David's friend Von Schneider Isreal exclusively told Eyewitness News what happened - that one group of men was being rude to some girls. He and his friends stepped in, a punch was thrown and a gun fired.
72-year-old Margaret Peters was also shot in the hand. She was treated and released.
"I was shot straight through the palm of my hand. I was sitting down, I don't know where it came from," Peters said in an exclusive interview with Eyewitness News.
"All of a sudden I started running, and my sister told me to run. I attempted to do so - I don't know what happened. I fell down," Peters said.
All of the violence was something the city hoped would not happen.
No arrests have been made in any of the incidents.
"We never accept violence in our midst," said New York City Mayor Bill de Blasio. "Last night there was violence that is fundamentally unacceptable and we will continue to address more forcefully.
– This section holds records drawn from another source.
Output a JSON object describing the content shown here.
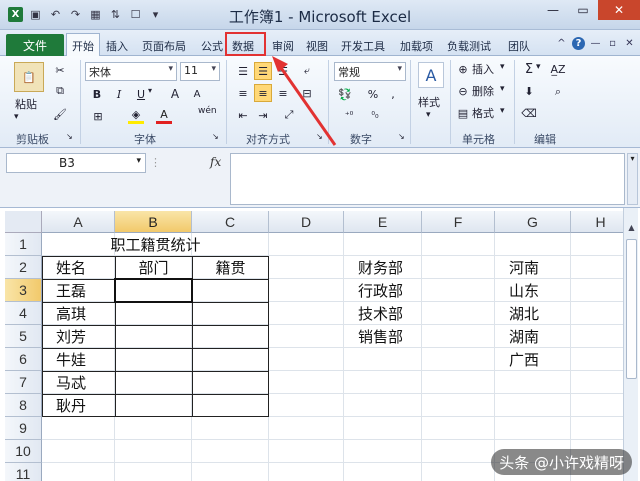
{
  "window": {
    "title": "工作簿1 - Microsoft Excel",
    "app_icon": "X"
  },
  "tabs": {
    "file": "文件",
    "items": [
      "开始",
      "插入",
      "页面布局",
      "公式",
      "数据",
      "审阅",
      "视图",
      "开发工具",
      "加载项",
      "负载测试",
      "团队"
    ],
    "active": "开始",
    "highlighted": "数据"
  },
  "ribbon": {
    "clipboard": {
      "paste": "粘贴",
      "label": "剪贴板"
    },
    "font": {
      "name": "宋体",
      "size": "11",
      "bold": "B",
      "italic": "I",
      "underline": "U",
      "grow": "A",
      "shrink": "A",
      "label": "字体",
      "wen": "wén"
    },
    "alignment": {
      "label": "对齐方式"
    },
    "number": {
      "format": "常规",
      "percent": "%",
      "label": "数字"
    },
    "styles": {
      "label": "样式"
    },
    "cells": {
      "insert": "插入",
      "delete": "删除",
      "format": "格式",
      "label": "单元格"
    },
    "editing": {
      "sigma": "Σ",
      "label": "编辑"
    }
  },
  "formula_bar": {
    "name_box": "B3",
    "fx": "fx"
  },
  "columns": [
    "A",
    "B",
    "C",
    "D",
    "E",
    "F",
    "G",
    "H"
  ],
  "rows": [
    "1",
    "2",
    "3",
    "4",
    "5",
    "6",
    "7",
    "8",
    "9",
    "10",
    "11"
  ],
  "cells": {
    "title": "职工籍贯统计",
    "header_name": "姓名",
    "header_dept": "部门",
    "header_origin": "籍贯",
    "names": [
      "王磊",
      "高琪",
      "刘芳",
      "牛娃",
      "马忒",
      "耿丹"
    ],
    "departments": [
      "财务部",
      "行政部",
      "技术部",
      "销售部"
    ],
    "provinces": [
      "河南",
      "山东",
      "湖北",
      "湖南",
      "广西"
    ]
  },
  "watermark": "头条 @小许戏精呀",
  "colors": {
    "file_tab": "#1f7a3a",
    "highlight": "#e23232",
    "selected_header": "#f2c96b"
  }
}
Last night a very few people violated that spirit of pride and celebration and caused pain for so many others."
Police were responding to the shootings, and trying to keep the thousands of moving J'Ouvert participants away from the crime scenes.
Police initially appeared to outnumber revelers at the start of the march in Prospect-Lefferts Gardens and Crown Heights.
There have been complaints for years about safety at J'ouvert, a carnival celebrating Caribbean culture held before dawn each Labor Day on the streets of Brooklyn.
But after an aide to New York's governor was killed by a stray bullet at last year's party, authorities were taking unprecedented precautions.
Traditionally held largely in the dark, this year's celebration was being illuminated by 200 light towers.
Police doubled the number of officers patrolling the neighborhood where a procession of steel drums and costumed revelers kicked off at 4 a.m.
The department also added 42 new security cameras to watch over an estimated 250,000 revelers. For the first time, organizers of the parade were required to get a permit.
Police, in conjunction with community groups, also distributed fliers with a blunt message.
"This community will no longer tolerate this violence. Do not shoot anyone. Do not stab anyone," the leaflets said.
The changes come a year after Carey Gabay, a 43-year-old lawyer who had worked for Gov. Andrew Cuomo and was deputy counsel of the state's economic development agency, was shot in the head as two street gangs exchanged gunshots during J'ouvert festivities.
Earlier the same morning, a Bronx man, Denentro Josiah, was stabbed to death during festivities.
In 2014, a man was fatally shot and two people wounded during the celebration.